A vocal group of Vietnamese Americans stood outside in the heat near the summit location at the massive Annenberg Estate of Sunnylands, sometimes called the western Camp David.
They chanted anti-Chinese slogans and waved signs like, "Stop murdering Vietnamese fisherman," "Red China back off" and "No deal with bully."
Many Vietnamese Americans in California despise China's aggressive use of its military in the South China Sea to steal long-held Vietnamese territory.
Pro-Tibet protesters were also present.
Los Angeles television stations reported that Obama's motorcade made a last-minute route change that bypassed the protests.
Under heavy ground and air security by the U.S. Secret Service, military forces and local police, the two national leaders are expected to discuss numerous issues including cyber security, industrial pollution and an annoyance to Beijing: the increased presence of lethal U.S military forces in Southeast Asia.

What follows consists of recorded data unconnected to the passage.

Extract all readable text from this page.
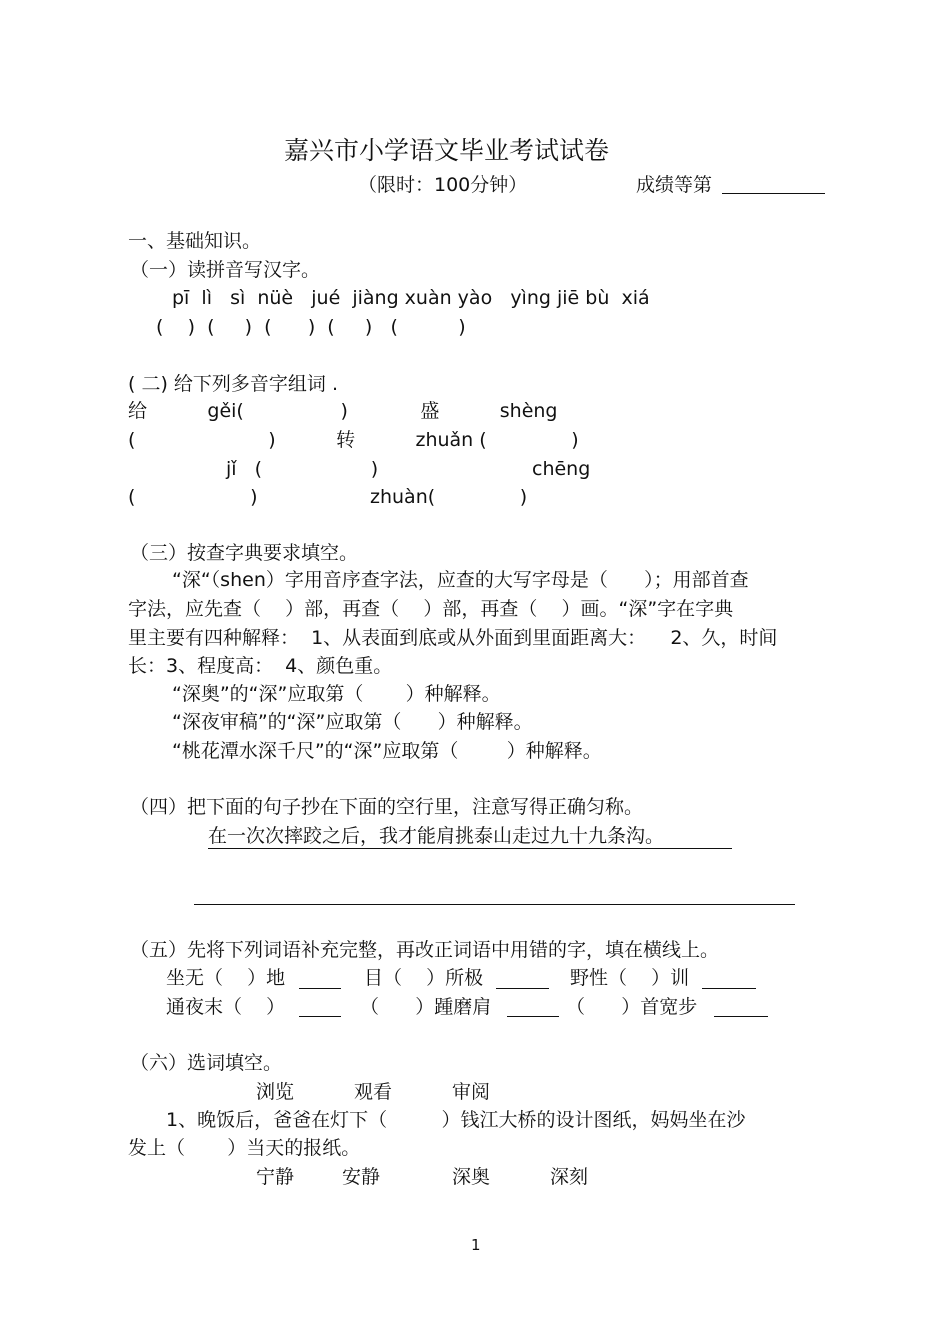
嘉兴市小学语文毕业考试试卷
（限时：100分钟）	成绩等第
一、基础知识。
（一）读拼音写汉字。
pī  lì   sì  nüè   jué  jiàng xuàn yào   yìng jiē bù  xiá
(    )  (     )  (      )  (     )   (          )
( 二) 给下列多音字组词 .
给          gěi(                )            盛          shèng
(                      )          转          zhuǎn (              )
jǐ   (                  )	chēng
(                   )	zhuàn(              )
（三）按查字典要求填空。
“深“（shen）字用音序查字法，应查的大写字母是（      ）；用部首查
字法，应先查（    ）部，再查（    ）部，再查（    ）画。“深”字在字典
里主要有四种解释：  1、从表面到底或从外面到里面距离大：    2、久，时间
长：3、程度高：  4、颜色重。
“深奥”的“深”应取第（       ）种解释。
“深夜审稿”的“深”应取第（      ）种解释。
“桃花潭水深千尺”的“深”应取第（        ）种解释。
（四）把下面的句子抄在下面的空行里，注意写得正确匀称。
在一次次摔跤之后，我才能肩挑泰山走过九十九条沟。
（五）先将下列词语补充完整，再改正词语中用错的字，填在横线上。
坐无（    ）地	目（    ）所极	野性（    ）训
通夜末（    ）	（      ）踵磨肩	（      ）首宽步
（六）选词填空。
浏览	观看	审阅
1、晚饭后，爸爸在灯下（         ）钱江大桥的设计图纸，妈妈坐在沙
发上（       ）当天的报纸。
宁静	安静	深奥	深刻
1
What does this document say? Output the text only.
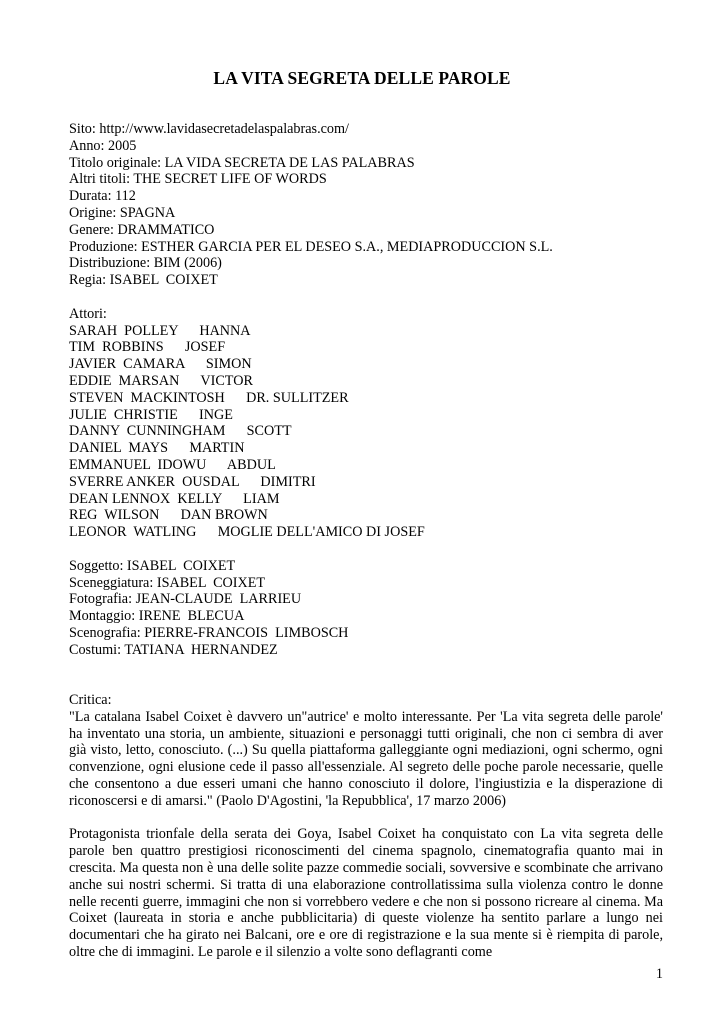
LA VITA SEGRETA DELLE PAROLE
Sito: http://www.lavidasecretadelaspalabras.com/
Anno: 2005
Titolo originale: LA VIDA SECRETA DE LAS PALABRAS
Altri titoli: THE SECRET LIFE OF WORDS
Durata: 112
Origine: SPAGNA
Genere: DRAMMATICO
Produzione: ESTHER GARCIA PER EL DESEO S.A., MEDIAPRODUCCION S.L.
Distribuzione: BIM (2006)
Regia: ISABEL  COIXET
Attori:
SARAH  POLLEY      HANNA
TIM  ROBBINS      JOSEF
JAVIER  CAMARA      SIMON
EDDIE  MARSAN      VICTOR
STEVEN  MACKINTOSH      DR. SULLITZER
JULIE  CHRISTIE      INGE
DANNY  CUNNINGHAM      SCOTT
DANIEL  MAYS      MARTIN
EMMANUEL  IDOWU      ABDUL
SVERRE ANKER  OUSDAL      DIMITRI
DEAN LENNOX  KELLY      LIAM
REG  WILSON      DAN BROWN
LEONOR  WATLING      MOGLIE DELL'AMICO DI JOSEF
Soggetto: ISABEL  COIXET
Sceneggiatura: ISABEL  COIXET
Fotografia: JEAN-CLAUDE  LARRIEU
Montaggio: IRENE  BLECUA
Scenografia: PIERRE-FRANCOIS  LIMBOSCH
Costumi: TATIANA  HERNANDEZ
Critica:

"La catalana Isabel Coixet è davvero un"autrice' e molto interessante. Per 'La vita segreta delle parole' ha inventato una storia, un ambiente, situazioni e personaggi tutti originali, che non ci sembra di aver già visto, letto, conosciuto. (...) Su quella piattaforma galleggiante ogni mediazioni, ogni schermo, ogni convenzione, ogni elusione cede il passo all'essenziale. Al segreto delle poche parole necessarie, quelle che consentono a due esseri umani che hanno conosciuto il dolore, l'ingiustizia e la disperazione di riconoscersi e di amarsi." (Paolo D'Agostini, 'la Repubblica', 17 marzo 2006)

Protagonista trionfale della serata dei Goya, Isabel Coixet ha conquistato con La vita segreta delle parole ben quattro prestigiosi riconoscimenti del cinema spagnolo, cinematografia quanto mai in crescita. Ma questa non è una delle solite pazze commedie sociali, sovversive e scombinate che arrivano anche sui nostri schermi. Si tratta di una elaborazione controllatissima sulla violenza contro le donne nelle recenti guerre, immagini che non si vorrebbero vedere e che non si possono ricreare al cinema. Ma Coixet (laureata in storia e anche pubblicitaria) di queste violenze ha sentito parlare a lungo nei documentari che ha girato nei Balcani, ore e ore di registrazione e la sua mente si è riempita di parole, oltre che di immagini. Le parole e il silenzio a volte sono deflagranti come

1
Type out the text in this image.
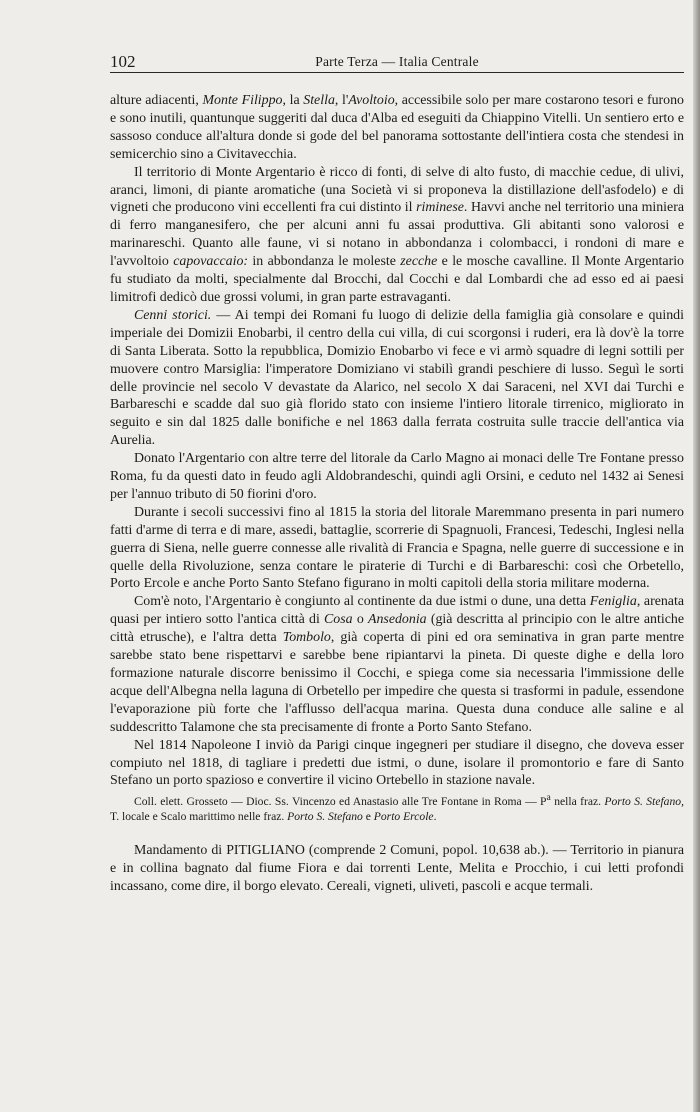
102	Parte Terza — Italia Centrale

alture adiacenti, Monte Filippo, la Stella, l'Avoltoio, accessibile solo per mare costarono tesori e furono e sono inutili, quantunque suggeriti dal duca d'Alba ed eseguiti da Chiappino Vitelli. Un sentiero erto e sassoso conduce all'altura donde si gode del bel panorama sottostante dell'intiera costa che stendesi in semicerchio sino a Civitavecchia.

Il territorio di Monte Argentario è ricco di fonti, di selve di alto fusto, di macchie cedue, di ulivi, aranci, limoni, di piante aromatiche (una Società vi si proponeva la distillazione dell'asfodelo) e di vigneti che producono vini eccellenti fra cui distinto il riminese. Havvi anche nel territorio una miniera di ferro manganesifero, che per alcuni anni fu assai produttiva. Gli abitanti sono valorosi e marinareschi. Quanto alle faune, vi si notano in abbondanza i colombacci, i rondoni di mare e l'avvoltoio capovaccaio: in abbondanza le moleste zecche e le mosche cavalline. Il Monte Argentario fu studiato da molti, specialmente dal Brocchi, dal Cocchi e dal Lombardi che ad esso ed ai paesi limitrofi dedicò due grossi volumi, in gran parte estravaganti.

Cenni storici. — Ai tempi dei Romani fu luogo di delizie della famiglia già consolare e quindi imperiale dei Domizii Enobarbi, il centro della cui villa, di cui scorgonsi i ruderi, era là dov'è la torre di Santa Liberata. Sotto la repubblica, Domizio Enobarbo vi fece e vi armò squadre di legni sottili per muovere contro Marsiglia: l'imperatore Domiziano vi stabilì grandi peschiere di lusso. Seguì le sorti delle provincie nel secolo V devastate da Alarico, nel secolo X dai Saraceni, nel XVI dai Turchi e Barbareschi e scadde dal suo già florido stato con insieme l'intiero litorale tirrenico, migliorato in seguito e sin dal 1825 dalle bonifiche e nel 1863 dalla ferrata costruita sulle traccie dell'antica via Aurelia.

Donato l'Argentario con altre terre del litorale da Carlo Magno ai monaci delle Tre Fontane presso Roma, fu da questi dato in feudo agli Aldobrandeschi, quindi agli Orsini, e ceduto nel 1432 ai Senesi per l'annuo tributo di 50 fiorini d'oro.

Durante i secoli successivi fino al 1815 la storia del litorale Maremmano presenta in pari numero fatti d'arme di terra e di mare, assedi, battaglie, scorrerie di Spagnuoli, Francesi, Tedeschi, Inglesi nella guerra di Siena, nelle guerre connesse alle rivalità di Francia e Spagna, nelle guerre di successione e in quelle della Rivoluzione, senza contare le piraterie di Turchi e di Barbareschi: così che Orbetello, Porto Ercole e anche Porto Santo Stefano figurano in molti capitoli della storia militare moderna.

Com'è noto, l'Argentario è congiunto al continente da due istmi o dune, una detta Feniglia, arenata quasi per intiero sotto l'antica città di Cosa o Ansedonia (già descritta al principio con le altre antiche città etrusche), e l'altra detta Tombolo, già coperta di pini ed ora seminativa in gran parte mentre sarebbe stato bene rispettarvi e sarebbe bene ripiantarvi la pineta. Di queste dighe e della loro formazione naturale discorre benissimo il Cocchi, e spiega come sia necessaria l'immissione delle acque dell'Albegna nella laguna di Orbetello per impedire che questa si trasformi in padule, essendone l'evaporazione più forte che l'afflusso dell'acqua marina. Questa duna conduce alle saline e al suddescritto Talamone che sta precisamente di fronte a Porto Santo Stefano.

Nel 1814 Napoleone I inviò da Parigi cinque ingegneri per studiare il disegno, che doveva esser compiuto nel 1818, di tagliare i predetti due istmi, o dune, isolare il promontorio e fare di Santo Stefano un porto spazioso e convertire il vicino Ortebello in stazione navale.

Coll. elett. Grosseto — Dioc. Ss. Vincenzo ed Anastasio alle Tre Fontane in Roma — $P^a$ nella fraz. Porto S. Stefano, T. locale e Scalo marittimo nelle fraz. Porto S. Stefano e Porto Ercole.

Mandamento di PITIGLIANO (comprende 2 Comuni, popol. 10,638 ab.). — Territorio in pianura e in collina bagnato dal fiume Fiora e dai torrenti Lente, Melita e Procchio, i cui letti profondi incassano, come dire, il borgo elevato. Cereali, vigneti, uliveti, pascoli e acque termali.
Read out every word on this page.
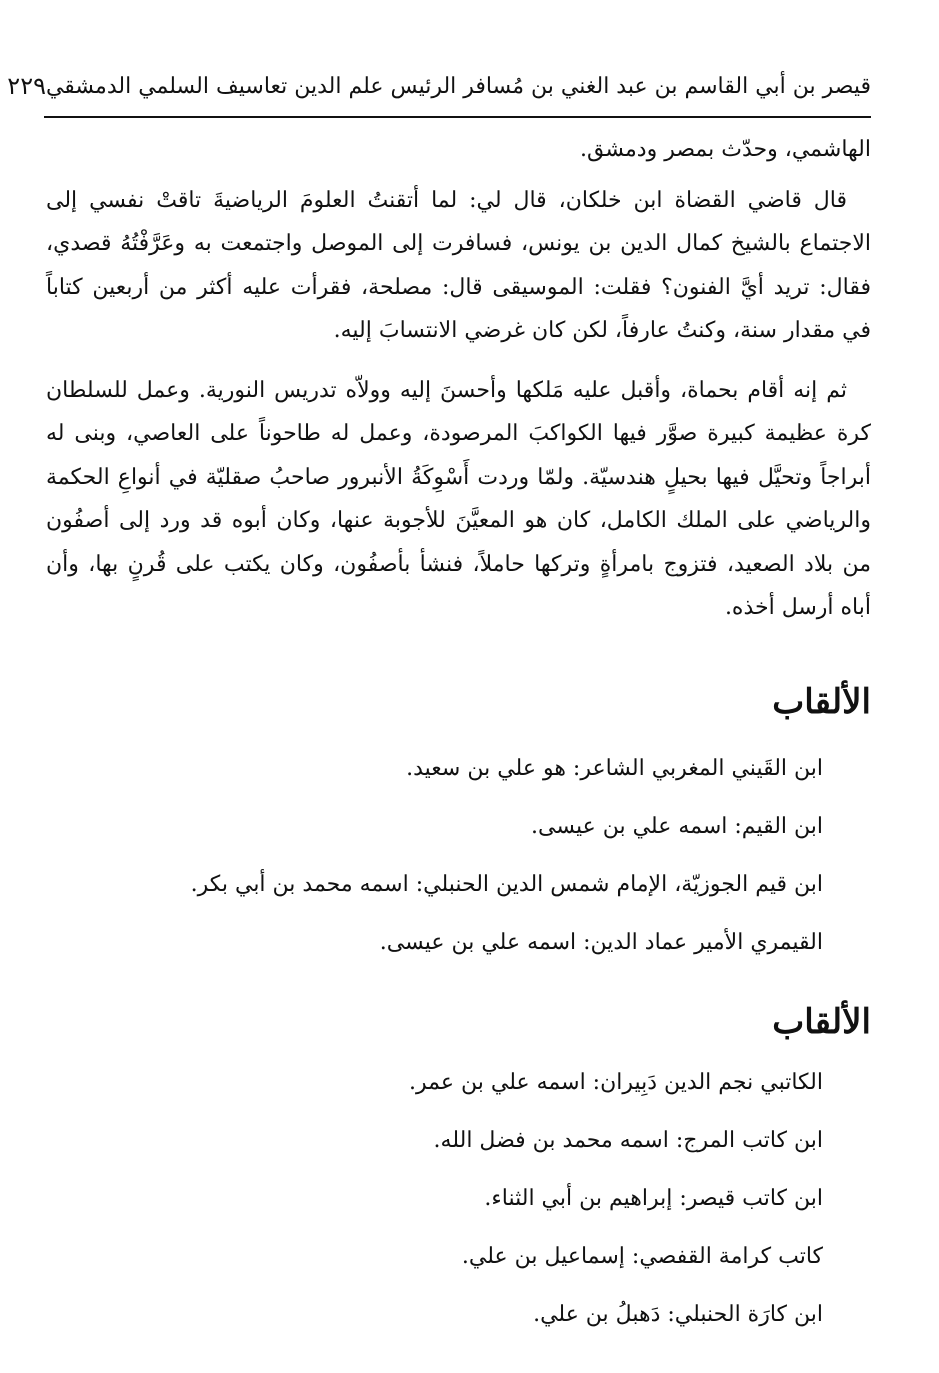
قيصر بن أبي القاسم بن عبد الغني بن مُسافر الرئيس علم الدين تعاسيف السلمي الدمشقي
٢٢٩

الهاشمي، وحدّث بمصر ودمشق.

قال قاضي القضاة ابن خلكان، قال لي: لما أتقنتُ العلومَ الرياضيةَ تاقتْ نفسي إلى الاجتماع بالشيخ كمال الدين بن يونس، فسافرت إلى الموصل واجتمعت به وعَرَّفْتُهُ قصدي، فقال: تريد أيَّ الفنون؟ فقلت: الموسيقى قال: مصلحة، فقرأت عليه أكثر من أربعين كتاباً في مقدار سنة، وكنتُ عارفاً، لكن كان غرضي الانتسابَ إليه.

ثم إنه أقام بحماة، وأقبل عليه مَلكها وأحسنَ إليه وولاّه تدريس النورية. وعمل للسلطان كرة عظيمة كبيرة صوَّر فيها الكواكبَ المرصودة، وعمل له طاحوناً على العاصي، وبنى له أبراجاً وتحيَّل فيها بحيلٍ هندسيّة. ولمّا وردت أَسْوِكَةُ الأنبرور صاحبُ صقليّة في أنواعِ الحكمة والرياضي على الملك الكامل، كان هو المعيَّنَ للأجوبة عنها، وكان أبوه قد ورد إلى أصفُون من بلاد الصعيد، فتزوج بامرأةٍ وتركها حاملاً، فنشأ بأصفُون، وكان يكتب على قُرنٍ بها، وأن أباه أرسل أخذه.

الألقاب
ابن القَيني المغربي الشاعر: هو علي بن سعيد.
ابن القيم: اسمه علي بن عيسى.
ابن قيم الجوزيّة، الإمام شمس الدين الحنبلي: اسمه محمد بن أبي بكر.
القيمري الأمير عماد الدين: اسمه علي بن عيسى.
الألقاب
الكاتبي نجم الدين دَبِيران: اسمه علي بن عمر.
ابن كاتب المرج: اسمه محمد بن فضل الله.
ابن كاتب قيصر: إبراهيم بن أبي الثناء.
كاتب كرامة القفصي: إسماعيل بن علي.
ابن كارَة الحنبلي: دَهبلُ بن علي.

Within the communist system, Xi--who has stayed in Iowa and attended a Los Angeles Lakers game in earlier U.S. visits before he assumed control--is considered a relative pro-market and anti-corruption reformer.
The White House issued a press statement late this afternoon that included opening remarks by Obama.
"Our decision to meet so early, I think, signifies the importance of the U.S.-China relationship," the president told Xi. "It's important not only for the prosperity of our two countries and the security of our two countries, but it's also important for the Asia Pacific region and important for the world."
The second-term president also said he hopes the summit can help forge "a new model of cooperation."
Xi replied that he was delighted to be in such as "wonderful" place "of sunshine" like the Palm Springs area.
"Our two countries have a vast convergence of shared interests, from promoting our respective economic growth at home to ensuring the stability of the global economy; from addressing international and regional hotspot issues to dealing with all kinds of global challenges," he said. "On all these issues, our two countries need to increase exchanges and cooperation."
Orange County's vibrant, pro-democracy, Little Saigon region--roughly a 90-minute drive from the summit--contains the world's largest population of Vietnamese outside of Vietnam.